JK: The thing that was important and was challenging was to be able to strike a balance between giving a macro picture of mass incarceration, and giving also a flavor of the experience that individuals go through — whether they’re Black, whether they’re in men’s prisons, women’s prisons, LGBTQIA plus, immigrants, etc.

VL: I wanted it to feel like it belonged within the world of prisons. So I wanted to make it out of materials that were available to create art in prison. All of the paintings are hand painted, the cover is hand illustrated. There’s a visualization of the number of incarcerated people [in the U.S.], each silhouette is done by hand.

I think there is an ability to really just sit with the massiveness of the issue when you go through the trouble of doing it. I think there’s a lot of love in labor. That was important for me as a way to almost hold vigil over the issue.

JK: One of the things that gets missed in a lot of overviews of mass incarceration is what I call resistance. And that is the things that people do on a day-to-day basis to either recapture their humanity or improve their quality of life.

If you’re making prison wine, to me, that’s a form of resistance. If you’re using stuff that you find inside the prison to make makeup or eyeliner, that’s all about resistance. But I didn’t also want to just do a book that’s a collection of stories about the pretty pictures that people paint or the handbags that they make out of potato chip bags. But rather, to connect those things together.

VL: How do you depict the extent of dehumanization that the system imposes on people, and how do you balance that with platforming and highlighting the humanity of the people inside? Because there’s this tension there because when you highlight their humanity too much, you can’t forget that it’s still hell inside, right?

You end the book discussing the two main pathways for solving this problem, reform and abolition, by presenting them as equally valid. But often, people feel strongly about being in one camp or the other. Why structure it this way?

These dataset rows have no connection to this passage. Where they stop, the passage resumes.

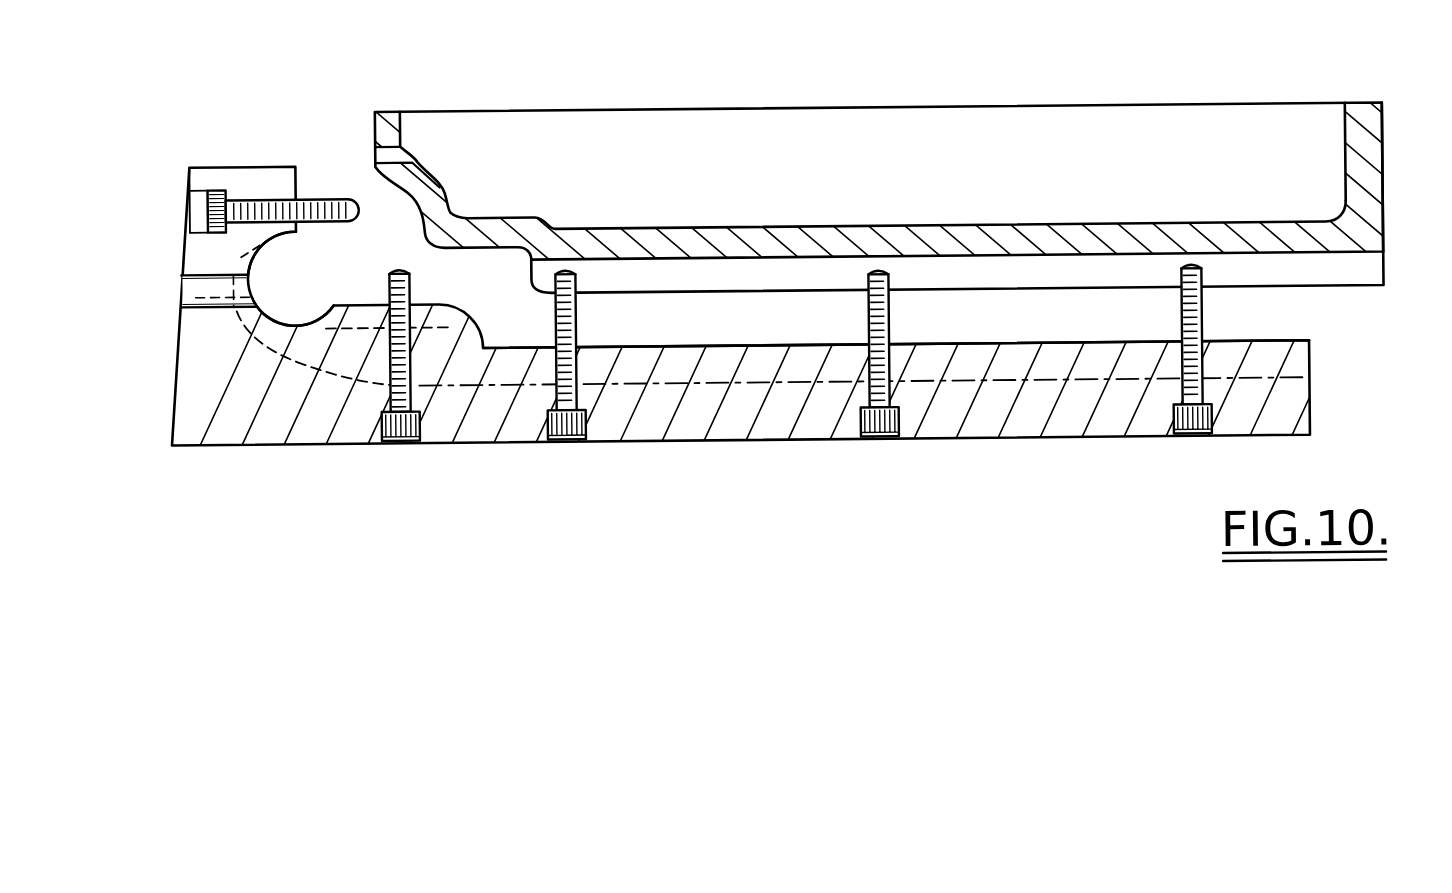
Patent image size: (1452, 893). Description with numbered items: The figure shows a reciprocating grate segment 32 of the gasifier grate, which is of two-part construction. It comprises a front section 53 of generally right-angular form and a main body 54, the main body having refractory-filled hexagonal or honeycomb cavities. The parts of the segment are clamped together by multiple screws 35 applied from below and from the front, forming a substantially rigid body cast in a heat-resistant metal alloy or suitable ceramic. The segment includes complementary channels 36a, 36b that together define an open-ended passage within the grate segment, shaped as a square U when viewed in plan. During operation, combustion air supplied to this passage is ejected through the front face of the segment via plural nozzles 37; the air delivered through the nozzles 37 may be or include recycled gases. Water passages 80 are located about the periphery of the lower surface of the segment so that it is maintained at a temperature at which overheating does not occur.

The reciprocating grate segment 32 is at (855, 99).
The main body 54 is at (1371, 162).
The complementary channel 36b is at (740, 298).
The complementary channel 36a is at (706, 350).
The front section 53 is at (342, 415).
The screws 35 is at (555, 404).
The nozzles 37 is at (183, 292).
The water passages 80 is at (277, 319).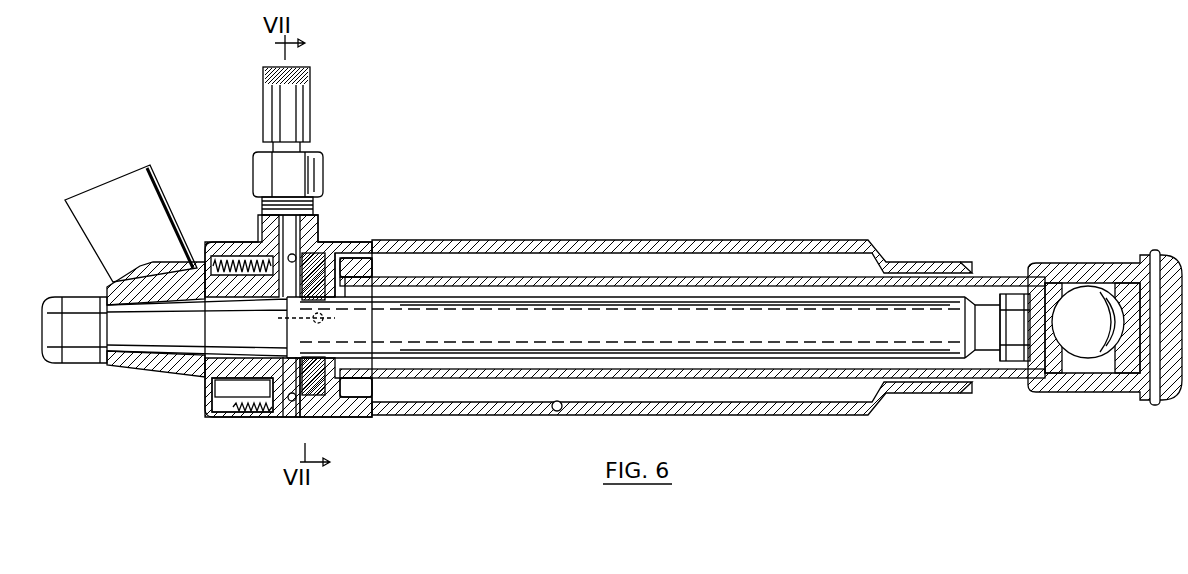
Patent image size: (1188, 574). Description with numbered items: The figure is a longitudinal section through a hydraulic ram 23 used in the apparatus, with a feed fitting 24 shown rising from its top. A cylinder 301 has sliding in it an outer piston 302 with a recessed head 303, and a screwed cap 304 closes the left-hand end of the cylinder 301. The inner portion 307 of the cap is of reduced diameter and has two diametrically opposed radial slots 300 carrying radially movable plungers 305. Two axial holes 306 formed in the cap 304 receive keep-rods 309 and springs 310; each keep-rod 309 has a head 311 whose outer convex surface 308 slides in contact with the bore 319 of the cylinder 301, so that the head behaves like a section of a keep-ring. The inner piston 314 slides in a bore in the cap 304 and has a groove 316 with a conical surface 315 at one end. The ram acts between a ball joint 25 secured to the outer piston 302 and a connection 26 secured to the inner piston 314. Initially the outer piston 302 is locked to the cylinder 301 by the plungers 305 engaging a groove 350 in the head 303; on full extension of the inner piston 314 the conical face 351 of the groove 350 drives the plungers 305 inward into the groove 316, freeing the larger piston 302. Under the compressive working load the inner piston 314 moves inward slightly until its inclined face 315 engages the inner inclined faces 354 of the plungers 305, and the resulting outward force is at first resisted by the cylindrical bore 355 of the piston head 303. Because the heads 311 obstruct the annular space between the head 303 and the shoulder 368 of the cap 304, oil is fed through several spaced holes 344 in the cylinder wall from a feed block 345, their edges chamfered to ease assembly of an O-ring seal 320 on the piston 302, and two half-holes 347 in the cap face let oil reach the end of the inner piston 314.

The cylinder housing 23 is at (836, 238).
The adjusting cap 24 is at (310, 73).
The ball joint 25 is at (1093, 350).
The connection 26 is at (107, 368).
The radial slots 300 is at (285, 298).
The cylinder 301 is at (508, 247).
The outer piston 302 is at (639, 380).
The recessed head 303 is at (380, 271).
The screwed cap 304 is at (207, 388).
The plungers 305 is at (326, 402).
The axial holes 306 is at (292, 394).
The inner portion of reduced diameter 307 is at (352, 404).
The outer convex surface 308 is at (283, 418).
The keep-rods 309 is at (263, 241).
The springs 310 is at (199, 264).
The head 311 is at (270, 216).
The inner piston 314 is at (626, 305).
The conical surface 315 is at (980, 360).
The groove 316 is at (983, 297).
The bore 319 is at (557, 411).
The O-ring seal 320 is at (383, 250).
The holes 344 is at (262, 199).
The feed block 345 is at (316, 200).
The holes 347 is at (374, 382).
The groove 350 is at (345, 257).
The conical face 351 is at (306, 236).
The inner inclined faces 354 is at (329, 324).
The cylindrical bore 355 is at (302, 248).
The shoulder 368 is at (228, 418).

VL: There’s been a rise in purity culture, especially in the left lately. And I think that’s all well and good, except when you actually do need to help the very real lives and real individuals that are affected by the system. And we’re not going to get there if we’re all just trying to censor and break down and proofread everyone’s Instagram posts.

“I support abolition, but I want people to engage other points of view and figure out where they fit in.”

James Kilgore

JK: I support abolition, but I want people to engage other points of view and figure out where they fit in, where abolition fits in. In some cases, you might be campaigning to have a prison closed, but in another situation where you don’t have the political power to do that, you might be fighting to get cheaper phone calls.

If all you ever read about prisons is abolition, you don’t understand prisons because you’re only looking at it through one lens. The minute somebody calls you on a flaw in your argument, you’re not able to respond because you haven’t really thought it through.

It’s not a set of dogmas to memorize. It’s a set of understandings to engage with.